Does anyone fondly imagine Nicola Sturgeon wasn’t fully aware of the fact that the £500 ‘gratitude payment’ given to health and social care workers would be subject to the British tax/benefit system? Does anybody seriously suppose she didn’t know that the payment would be taxed? Does anyone honestly think she hadn’t considered the impact on benefits? Whatever else Nicola Sturgeon is, she is neither ignorant nor stupid. She knew!
Just as she knew full well that there would be no exemptions or exceptions. In fact, she was counting on it. This wasn’t generosity. This was politics. It was entirely a ploy to embarrass Boris Johnson. Not a sophisticated ploy. Not even a very clever ploy. Because while Nicola Sturgeon is neither ignorant nor stupid can can at times appear remarkably naive. It was naive to entertain the notion that Boris Johnson could be embarrassed. This is not an individual who feels shame. This is not an individual who is capable of recognising shameful behaviour. Think of the things he’s done. Have you ever seen anything that resembled remorse? Supposing Boris Johnson might be embarrassed by being made to look like Scrooge makes no more sense than imagining he can ever be shamed into respecting Scotland’s democratic will.
The ploy could have backfired badly. Had Boris Johnson been smart and inclined to take the legs out from under her (and assuming he had the powers to do so), he could have responded to her announcement of the £500 bonus by immediately declaring that it would not be subject to tax and what is more, he would direct the the DWP should decline to pursue the benefit deduction which would normally be made. Nicola Sturgeon is not so naive, however, as to think Boris Johnson clever enough to think of such a thing. And she doubtless had a response prepared – probably something along the lines of how she’s forced his hand on this just as she was going force him into granting a Section 30 order if everybody votes SNP next year.

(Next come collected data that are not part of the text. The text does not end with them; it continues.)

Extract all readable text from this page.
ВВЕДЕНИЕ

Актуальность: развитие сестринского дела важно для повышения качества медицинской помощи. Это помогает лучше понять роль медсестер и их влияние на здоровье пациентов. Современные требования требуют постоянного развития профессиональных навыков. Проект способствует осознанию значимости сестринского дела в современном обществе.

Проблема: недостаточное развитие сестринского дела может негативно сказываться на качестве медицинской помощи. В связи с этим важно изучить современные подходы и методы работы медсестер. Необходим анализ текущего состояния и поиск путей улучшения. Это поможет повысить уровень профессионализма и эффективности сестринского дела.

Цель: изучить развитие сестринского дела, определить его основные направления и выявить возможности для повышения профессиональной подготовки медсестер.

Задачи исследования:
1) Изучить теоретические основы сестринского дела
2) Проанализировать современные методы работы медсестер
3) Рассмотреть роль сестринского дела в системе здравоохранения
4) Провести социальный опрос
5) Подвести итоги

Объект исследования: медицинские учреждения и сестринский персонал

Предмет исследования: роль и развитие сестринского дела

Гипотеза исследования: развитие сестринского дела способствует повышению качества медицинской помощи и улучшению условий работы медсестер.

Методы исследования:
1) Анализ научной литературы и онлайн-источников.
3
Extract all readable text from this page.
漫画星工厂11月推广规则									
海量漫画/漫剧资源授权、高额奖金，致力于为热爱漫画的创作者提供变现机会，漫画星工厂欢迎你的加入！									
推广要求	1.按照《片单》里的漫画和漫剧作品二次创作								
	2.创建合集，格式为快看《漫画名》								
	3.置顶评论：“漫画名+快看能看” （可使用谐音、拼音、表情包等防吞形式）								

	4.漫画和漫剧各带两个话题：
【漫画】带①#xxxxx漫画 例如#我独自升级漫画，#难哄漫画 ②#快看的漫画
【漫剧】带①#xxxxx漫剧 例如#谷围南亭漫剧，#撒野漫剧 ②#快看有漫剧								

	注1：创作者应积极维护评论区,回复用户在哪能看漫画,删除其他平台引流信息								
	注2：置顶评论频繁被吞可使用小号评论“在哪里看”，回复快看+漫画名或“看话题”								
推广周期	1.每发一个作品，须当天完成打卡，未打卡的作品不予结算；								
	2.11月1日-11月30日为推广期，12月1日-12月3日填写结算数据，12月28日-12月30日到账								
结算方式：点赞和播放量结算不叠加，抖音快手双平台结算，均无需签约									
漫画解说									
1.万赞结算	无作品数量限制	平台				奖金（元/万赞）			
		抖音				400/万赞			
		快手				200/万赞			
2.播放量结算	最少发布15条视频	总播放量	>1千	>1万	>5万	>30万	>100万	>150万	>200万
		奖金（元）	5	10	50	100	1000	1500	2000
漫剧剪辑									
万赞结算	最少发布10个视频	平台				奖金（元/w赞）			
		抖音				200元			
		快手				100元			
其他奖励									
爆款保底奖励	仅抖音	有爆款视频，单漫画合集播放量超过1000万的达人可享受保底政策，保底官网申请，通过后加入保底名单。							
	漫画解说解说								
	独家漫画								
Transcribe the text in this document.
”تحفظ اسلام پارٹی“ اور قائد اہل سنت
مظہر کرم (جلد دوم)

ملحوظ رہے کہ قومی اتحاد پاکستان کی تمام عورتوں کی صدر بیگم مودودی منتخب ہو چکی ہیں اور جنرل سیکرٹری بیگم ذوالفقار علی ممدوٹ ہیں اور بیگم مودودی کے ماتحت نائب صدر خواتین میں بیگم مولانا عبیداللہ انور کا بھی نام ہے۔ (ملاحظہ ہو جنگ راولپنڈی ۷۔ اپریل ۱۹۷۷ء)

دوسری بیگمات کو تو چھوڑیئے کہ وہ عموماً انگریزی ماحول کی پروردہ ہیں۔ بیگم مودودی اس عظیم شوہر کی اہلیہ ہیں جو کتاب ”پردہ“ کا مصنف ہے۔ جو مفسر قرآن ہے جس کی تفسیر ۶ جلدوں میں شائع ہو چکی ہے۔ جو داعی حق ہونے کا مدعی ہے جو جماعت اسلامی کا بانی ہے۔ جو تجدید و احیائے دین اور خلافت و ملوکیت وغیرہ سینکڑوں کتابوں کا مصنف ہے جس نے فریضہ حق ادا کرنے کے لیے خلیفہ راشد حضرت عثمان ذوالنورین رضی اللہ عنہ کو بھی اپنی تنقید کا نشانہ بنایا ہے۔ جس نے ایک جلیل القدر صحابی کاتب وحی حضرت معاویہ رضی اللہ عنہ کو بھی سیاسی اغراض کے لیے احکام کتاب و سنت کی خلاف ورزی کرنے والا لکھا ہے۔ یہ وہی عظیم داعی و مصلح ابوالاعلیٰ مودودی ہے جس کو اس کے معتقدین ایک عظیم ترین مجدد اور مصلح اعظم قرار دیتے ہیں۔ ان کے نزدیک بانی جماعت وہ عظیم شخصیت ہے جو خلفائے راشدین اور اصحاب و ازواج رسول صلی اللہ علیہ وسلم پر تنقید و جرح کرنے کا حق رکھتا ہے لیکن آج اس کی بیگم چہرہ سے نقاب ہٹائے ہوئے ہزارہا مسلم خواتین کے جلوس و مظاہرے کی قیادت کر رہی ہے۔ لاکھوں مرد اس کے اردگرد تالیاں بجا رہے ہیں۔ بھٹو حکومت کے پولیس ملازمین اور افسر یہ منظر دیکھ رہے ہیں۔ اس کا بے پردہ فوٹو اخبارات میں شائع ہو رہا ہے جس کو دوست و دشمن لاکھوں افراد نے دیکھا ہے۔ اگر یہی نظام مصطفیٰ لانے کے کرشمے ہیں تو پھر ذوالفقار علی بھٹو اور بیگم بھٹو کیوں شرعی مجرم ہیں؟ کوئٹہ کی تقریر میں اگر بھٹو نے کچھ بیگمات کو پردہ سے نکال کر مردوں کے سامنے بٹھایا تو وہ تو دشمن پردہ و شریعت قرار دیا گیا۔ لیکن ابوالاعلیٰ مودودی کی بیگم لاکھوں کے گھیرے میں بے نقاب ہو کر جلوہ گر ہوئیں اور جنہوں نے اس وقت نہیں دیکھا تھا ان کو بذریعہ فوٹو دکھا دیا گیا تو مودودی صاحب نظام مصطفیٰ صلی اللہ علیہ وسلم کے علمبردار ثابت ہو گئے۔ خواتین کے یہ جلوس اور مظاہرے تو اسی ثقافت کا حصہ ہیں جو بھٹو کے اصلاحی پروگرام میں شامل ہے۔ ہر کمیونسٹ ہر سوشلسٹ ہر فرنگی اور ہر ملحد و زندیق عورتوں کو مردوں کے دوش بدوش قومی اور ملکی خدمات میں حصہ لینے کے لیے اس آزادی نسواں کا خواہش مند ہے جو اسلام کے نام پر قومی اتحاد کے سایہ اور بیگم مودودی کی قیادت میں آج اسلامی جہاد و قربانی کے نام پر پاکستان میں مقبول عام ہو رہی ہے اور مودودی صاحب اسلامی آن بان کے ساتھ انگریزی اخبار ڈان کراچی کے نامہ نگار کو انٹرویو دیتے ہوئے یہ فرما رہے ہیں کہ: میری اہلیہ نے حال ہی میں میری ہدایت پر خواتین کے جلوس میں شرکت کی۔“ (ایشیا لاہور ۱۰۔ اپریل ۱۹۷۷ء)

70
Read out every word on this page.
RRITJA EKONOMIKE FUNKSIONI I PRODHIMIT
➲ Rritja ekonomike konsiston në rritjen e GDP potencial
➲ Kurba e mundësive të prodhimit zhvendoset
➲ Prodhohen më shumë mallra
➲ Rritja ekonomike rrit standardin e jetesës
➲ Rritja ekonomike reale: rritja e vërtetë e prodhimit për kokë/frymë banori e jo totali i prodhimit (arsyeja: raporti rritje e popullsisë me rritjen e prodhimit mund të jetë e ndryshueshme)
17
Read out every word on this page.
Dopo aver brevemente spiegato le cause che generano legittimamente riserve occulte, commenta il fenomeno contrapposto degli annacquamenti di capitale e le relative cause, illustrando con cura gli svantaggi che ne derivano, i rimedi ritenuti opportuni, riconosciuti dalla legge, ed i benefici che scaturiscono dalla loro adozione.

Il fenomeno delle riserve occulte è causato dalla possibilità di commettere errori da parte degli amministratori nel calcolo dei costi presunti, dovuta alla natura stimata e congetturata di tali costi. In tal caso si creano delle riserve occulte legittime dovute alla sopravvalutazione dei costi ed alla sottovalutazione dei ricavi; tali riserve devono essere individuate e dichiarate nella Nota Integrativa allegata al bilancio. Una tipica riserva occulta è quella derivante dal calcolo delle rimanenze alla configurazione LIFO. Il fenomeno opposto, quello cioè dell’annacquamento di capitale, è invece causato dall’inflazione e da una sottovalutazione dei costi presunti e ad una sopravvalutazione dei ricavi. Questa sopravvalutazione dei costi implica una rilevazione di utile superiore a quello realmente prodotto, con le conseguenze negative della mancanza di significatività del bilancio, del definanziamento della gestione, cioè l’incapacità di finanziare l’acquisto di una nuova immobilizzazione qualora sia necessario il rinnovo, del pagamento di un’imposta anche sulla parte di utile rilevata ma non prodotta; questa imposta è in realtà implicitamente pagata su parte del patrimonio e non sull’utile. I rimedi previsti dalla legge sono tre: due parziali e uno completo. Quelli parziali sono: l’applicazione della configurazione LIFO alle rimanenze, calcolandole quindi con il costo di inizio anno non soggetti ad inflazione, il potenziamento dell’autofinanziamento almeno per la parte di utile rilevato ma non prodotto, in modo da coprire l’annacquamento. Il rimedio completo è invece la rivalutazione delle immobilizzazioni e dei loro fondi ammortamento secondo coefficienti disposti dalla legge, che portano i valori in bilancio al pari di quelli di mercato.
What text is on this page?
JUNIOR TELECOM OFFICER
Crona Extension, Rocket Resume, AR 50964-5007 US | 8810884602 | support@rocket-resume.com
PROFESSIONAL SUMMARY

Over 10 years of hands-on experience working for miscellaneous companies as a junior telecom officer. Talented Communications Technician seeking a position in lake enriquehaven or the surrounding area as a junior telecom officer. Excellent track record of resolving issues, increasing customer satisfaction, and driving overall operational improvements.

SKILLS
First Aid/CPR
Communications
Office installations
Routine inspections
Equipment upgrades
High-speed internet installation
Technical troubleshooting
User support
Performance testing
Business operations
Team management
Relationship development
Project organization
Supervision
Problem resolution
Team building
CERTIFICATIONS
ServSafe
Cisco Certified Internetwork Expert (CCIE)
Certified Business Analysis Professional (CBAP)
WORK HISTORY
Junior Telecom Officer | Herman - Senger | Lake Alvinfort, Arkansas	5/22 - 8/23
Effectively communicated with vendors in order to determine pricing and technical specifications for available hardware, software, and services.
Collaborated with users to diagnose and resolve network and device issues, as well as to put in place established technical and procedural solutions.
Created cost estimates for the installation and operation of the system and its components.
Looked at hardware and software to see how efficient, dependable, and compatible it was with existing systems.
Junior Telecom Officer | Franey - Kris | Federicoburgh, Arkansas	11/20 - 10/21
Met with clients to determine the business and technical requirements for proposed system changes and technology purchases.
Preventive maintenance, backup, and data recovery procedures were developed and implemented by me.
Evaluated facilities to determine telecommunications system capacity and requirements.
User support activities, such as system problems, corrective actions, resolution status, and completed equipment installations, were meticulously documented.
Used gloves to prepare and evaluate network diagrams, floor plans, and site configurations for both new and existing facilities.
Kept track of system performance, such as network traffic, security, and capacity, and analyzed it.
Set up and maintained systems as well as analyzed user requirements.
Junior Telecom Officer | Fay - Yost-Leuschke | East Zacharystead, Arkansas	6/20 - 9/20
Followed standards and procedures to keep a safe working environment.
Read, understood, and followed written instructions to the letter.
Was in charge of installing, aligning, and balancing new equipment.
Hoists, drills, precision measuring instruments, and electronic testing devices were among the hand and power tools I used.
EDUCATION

Overall, it was a smart move. Whatever happens, Sturgeon comes out of it favourably. Even an old cynic like myself can be impressed. Not with her good-heartedness, to whatever extent this was a factor. Pleased as I am that the service of these front-line workers is being recognised, that recognition is no more than token. After the ‘generosity’ has been forgotten the social and economic injustice remains of a system which can see the poorest paying a marginal rate of tax in excess of 100%. I’m not deceived. I know there was more of Machiavelli than Rowntree in this move. What pleases me is that it hints at a political adroitness I’ve long had cause to doubt. And maybe some of the ruthlessness Nicola Sturgeon is surely going to need if she is to survive with her legacy intact.